8/10
A Well-made Charming Mystery Rom-Com
21 February 2021
My Missing Valentine is made with the acknowledgment that romantic comedies are super hard to make well. Romantic comedy, arguably speaking, is the most formulaic genre. The guy and the girl meet, fall for each other, fight through their differences and end up together. Its simplicity just so happens to be its difficulty. Taiwanese Director Chen Yu-hsun tackles the genre with an artistic ambition and shakes up the rom-com formula with a central mystery.

The story is about Yang Hsiao-chi, who has always been one step ahead of everybody at anything and as an unfortunate side effect, has been out of sync with the world around her. She works as a postal worker in Taipei and longs to be in a relationship.

On the eve of Valentine's Day, a handsome dance teacher Liu Wen-sen asks Yang out, but much to her surprise, she wakes up the next morning realizing Valentine's Day has passed without her.

Chen Yu-hsun's script cleverly spins the traditional rom-com meet-cute and keeps the audience guessing. The audience does not know what is happening as the typical rom-com sequence is out of wack. We don't even know who the couple we are supposed to be rooting for is.

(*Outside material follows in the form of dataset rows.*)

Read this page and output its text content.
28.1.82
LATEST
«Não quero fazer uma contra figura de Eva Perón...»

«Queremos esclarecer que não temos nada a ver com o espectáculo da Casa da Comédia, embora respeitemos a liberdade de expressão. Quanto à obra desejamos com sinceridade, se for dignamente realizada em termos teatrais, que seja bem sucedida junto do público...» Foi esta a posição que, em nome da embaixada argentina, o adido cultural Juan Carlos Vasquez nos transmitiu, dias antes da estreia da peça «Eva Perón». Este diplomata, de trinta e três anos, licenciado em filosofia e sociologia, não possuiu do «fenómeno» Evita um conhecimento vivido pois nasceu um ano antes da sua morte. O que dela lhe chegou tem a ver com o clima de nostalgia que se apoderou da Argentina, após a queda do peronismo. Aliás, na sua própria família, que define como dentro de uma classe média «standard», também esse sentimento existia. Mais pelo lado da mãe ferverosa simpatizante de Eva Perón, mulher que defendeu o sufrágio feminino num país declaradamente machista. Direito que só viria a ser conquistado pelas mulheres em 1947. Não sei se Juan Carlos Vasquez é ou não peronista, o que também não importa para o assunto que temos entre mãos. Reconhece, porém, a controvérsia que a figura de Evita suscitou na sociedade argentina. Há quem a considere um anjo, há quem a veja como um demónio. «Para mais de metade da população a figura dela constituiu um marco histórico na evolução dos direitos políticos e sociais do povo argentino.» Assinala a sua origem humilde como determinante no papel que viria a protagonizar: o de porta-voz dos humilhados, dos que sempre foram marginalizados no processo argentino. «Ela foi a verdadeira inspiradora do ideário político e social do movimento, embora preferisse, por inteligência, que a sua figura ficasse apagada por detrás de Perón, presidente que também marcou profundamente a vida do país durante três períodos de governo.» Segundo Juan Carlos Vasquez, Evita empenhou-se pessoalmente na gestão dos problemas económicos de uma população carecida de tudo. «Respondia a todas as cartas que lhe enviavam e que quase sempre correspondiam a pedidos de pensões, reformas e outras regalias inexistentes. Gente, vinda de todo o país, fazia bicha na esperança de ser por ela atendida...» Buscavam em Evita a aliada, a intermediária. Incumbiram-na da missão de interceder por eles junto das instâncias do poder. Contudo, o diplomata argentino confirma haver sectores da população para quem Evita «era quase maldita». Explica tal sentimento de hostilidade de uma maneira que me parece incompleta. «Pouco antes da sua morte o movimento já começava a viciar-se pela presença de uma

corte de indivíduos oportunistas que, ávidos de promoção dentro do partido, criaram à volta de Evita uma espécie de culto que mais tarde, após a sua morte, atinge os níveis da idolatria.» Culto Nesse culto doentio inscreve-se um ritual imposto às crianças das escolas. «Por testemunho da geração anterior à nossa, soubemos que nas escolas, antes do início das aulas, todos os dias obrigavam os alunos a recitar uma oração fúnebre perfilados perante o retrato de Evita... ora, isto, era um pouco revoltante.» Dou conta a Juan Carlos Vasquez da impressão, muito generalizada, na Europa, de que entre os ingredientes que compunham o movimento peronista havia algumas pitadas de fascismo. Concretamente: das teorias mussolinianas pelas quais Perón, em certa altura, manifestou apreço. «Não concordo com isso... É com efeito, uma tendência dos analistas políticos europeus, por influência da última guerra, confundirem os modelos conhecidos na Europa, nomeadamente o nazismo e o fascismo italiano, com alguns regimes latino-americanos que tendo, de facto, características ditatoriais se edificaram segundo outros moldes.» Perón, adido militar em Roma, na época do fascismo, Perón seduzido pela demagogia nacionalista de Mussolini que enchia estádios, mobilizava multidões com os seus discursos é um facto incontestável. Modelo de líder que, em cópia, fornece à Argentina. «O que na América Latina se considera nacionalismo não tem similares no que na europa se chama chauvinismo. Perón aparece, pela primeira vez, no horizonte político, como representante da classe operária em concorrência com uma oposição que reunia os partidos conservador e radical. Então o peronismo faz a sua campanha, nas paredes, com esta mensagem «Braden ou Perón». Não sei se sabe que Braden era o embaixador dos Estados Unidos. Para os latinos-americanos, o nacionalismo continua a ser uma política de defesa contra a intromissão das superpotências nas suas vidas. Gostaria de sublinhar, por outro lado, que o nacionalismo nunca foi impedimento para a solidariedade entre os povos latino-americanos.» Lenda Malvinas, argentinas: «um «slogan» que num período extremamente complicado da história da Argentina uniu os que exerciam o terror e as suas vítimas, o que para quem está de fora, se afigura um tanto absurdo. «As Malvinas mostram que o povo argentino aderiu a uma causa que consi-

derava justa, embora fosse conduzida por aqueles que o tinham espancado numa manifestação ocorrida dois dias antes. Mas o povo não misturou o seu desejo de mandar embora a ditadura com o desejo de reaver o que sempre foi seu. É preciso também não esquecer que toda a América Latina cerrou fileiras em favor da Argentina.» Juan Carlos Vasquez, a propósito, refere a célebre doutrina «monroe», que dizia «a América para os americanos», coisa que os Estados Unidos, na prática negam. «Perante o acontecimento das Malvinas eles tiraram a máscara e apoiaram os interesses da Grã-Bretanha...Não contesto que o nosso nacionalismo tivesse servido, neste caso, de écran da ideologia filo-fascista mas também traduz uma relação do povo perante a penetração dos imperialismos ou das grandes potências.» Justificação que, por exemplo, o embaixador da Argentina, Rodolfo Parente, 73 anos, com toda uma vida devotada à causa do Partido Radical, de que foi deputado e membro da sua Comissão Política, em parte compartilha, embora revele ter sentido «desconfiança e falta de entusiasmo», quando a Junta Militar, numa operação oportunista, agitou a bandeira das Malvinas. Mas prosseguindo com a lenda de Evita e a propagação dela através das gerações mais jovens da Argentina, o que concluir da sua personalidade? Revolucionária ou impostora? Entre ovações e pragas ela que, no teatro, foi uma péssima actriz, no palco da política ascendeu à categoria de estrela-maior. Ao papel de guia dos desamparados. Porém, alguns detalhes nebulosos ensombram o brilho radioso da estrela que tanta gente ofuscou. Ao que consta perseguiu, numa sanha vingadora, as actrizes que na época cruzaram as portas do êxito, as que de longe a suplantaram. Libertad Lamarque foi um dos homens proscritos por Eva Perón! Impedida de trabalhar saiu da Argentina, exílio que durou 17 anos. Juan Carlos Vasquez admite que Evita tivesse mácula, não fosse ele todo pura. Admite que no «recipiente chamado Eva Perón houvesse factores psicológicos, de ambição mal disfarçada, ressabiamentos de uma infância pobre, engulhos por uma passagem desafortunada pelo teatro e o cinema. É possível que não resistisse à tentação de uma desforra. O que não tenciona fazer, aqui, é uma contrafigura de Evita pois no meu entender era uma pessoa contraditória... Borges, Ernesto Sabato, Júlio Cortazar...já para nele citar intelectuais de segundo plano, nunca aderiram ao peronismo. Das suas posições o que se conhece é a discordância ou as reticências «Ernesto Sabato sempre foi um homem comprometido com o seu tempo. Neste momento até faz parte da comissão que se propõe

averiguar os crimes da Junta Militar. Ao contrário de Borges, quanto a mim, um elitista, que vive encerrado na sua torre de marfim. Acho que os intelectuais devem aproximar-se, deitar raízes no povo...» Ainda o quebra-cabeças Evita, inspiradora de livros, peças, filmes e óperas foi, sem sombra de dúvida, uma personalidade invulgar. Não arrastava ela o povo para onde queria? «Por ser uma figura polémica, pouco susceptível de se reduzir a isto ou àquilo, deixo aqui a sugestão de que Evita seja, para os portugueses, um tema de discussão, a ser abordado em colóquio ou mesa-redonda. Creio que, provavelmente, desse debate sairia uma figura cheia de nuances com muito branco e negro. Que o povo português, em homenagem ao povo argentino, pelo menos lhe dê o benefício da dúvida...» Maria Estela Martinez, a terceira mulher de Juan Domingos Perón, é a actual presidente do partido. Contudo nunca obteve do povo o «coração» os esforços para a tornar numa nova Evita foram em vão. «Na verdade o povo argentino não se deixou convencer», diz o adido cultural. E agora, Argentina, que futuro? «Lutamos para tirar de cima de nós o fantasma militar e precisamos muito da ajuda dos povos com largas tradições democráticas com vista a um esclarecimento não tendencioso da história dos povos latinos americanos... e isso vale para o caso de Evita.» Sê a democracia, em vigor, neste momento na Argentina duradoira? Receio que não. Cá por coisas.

As things are pursued and revealed, the mood becomes increasingly romantic and the film charmingly whisks you away into its magical reality with surprises in store.

Newcomer Patty Lee, a TV presenter, has great comedic timing. She plays her character's yearning in an adorable believable way and shows great range in her interplay with male co-stars Liu Kuan-ting and Duncan Chow.

The production design cleverly uses indie comedy quirks and its available resources to create something relatively epic for its story. Our heroine yearningly listens to a dating-themed radio show that wheels in and literally manifests behind her apartment window. When the story shifts from the cityscape of Taipei to the ocean town of Dongshi, there is a genuine cathartic release and a romantic atmosphere emanates.

My Missing Valentine is a cute feel-good movie that is executed with craft and an eye for detail. I would recommend it to any movie fan dying for a good romantic comedy during the lockdown and wouldn't mind reading subtitles. The Taiwanese accent has a deadpan cartoon quality that is inherently comedic-sounding which I believe will come through for English speakers.

I intend to see it again myself. I mistakenly watched it with no Chinese subtitles thinking it'd be in Mandarin but there was a lot of Taiwanese that is spoken that went over my head.

This is my favorite Chinese language film in 2021 thus far. It's been nominated in many categories at the Golden Horse awards and could possibly stay on my Top Ten by the end of the year.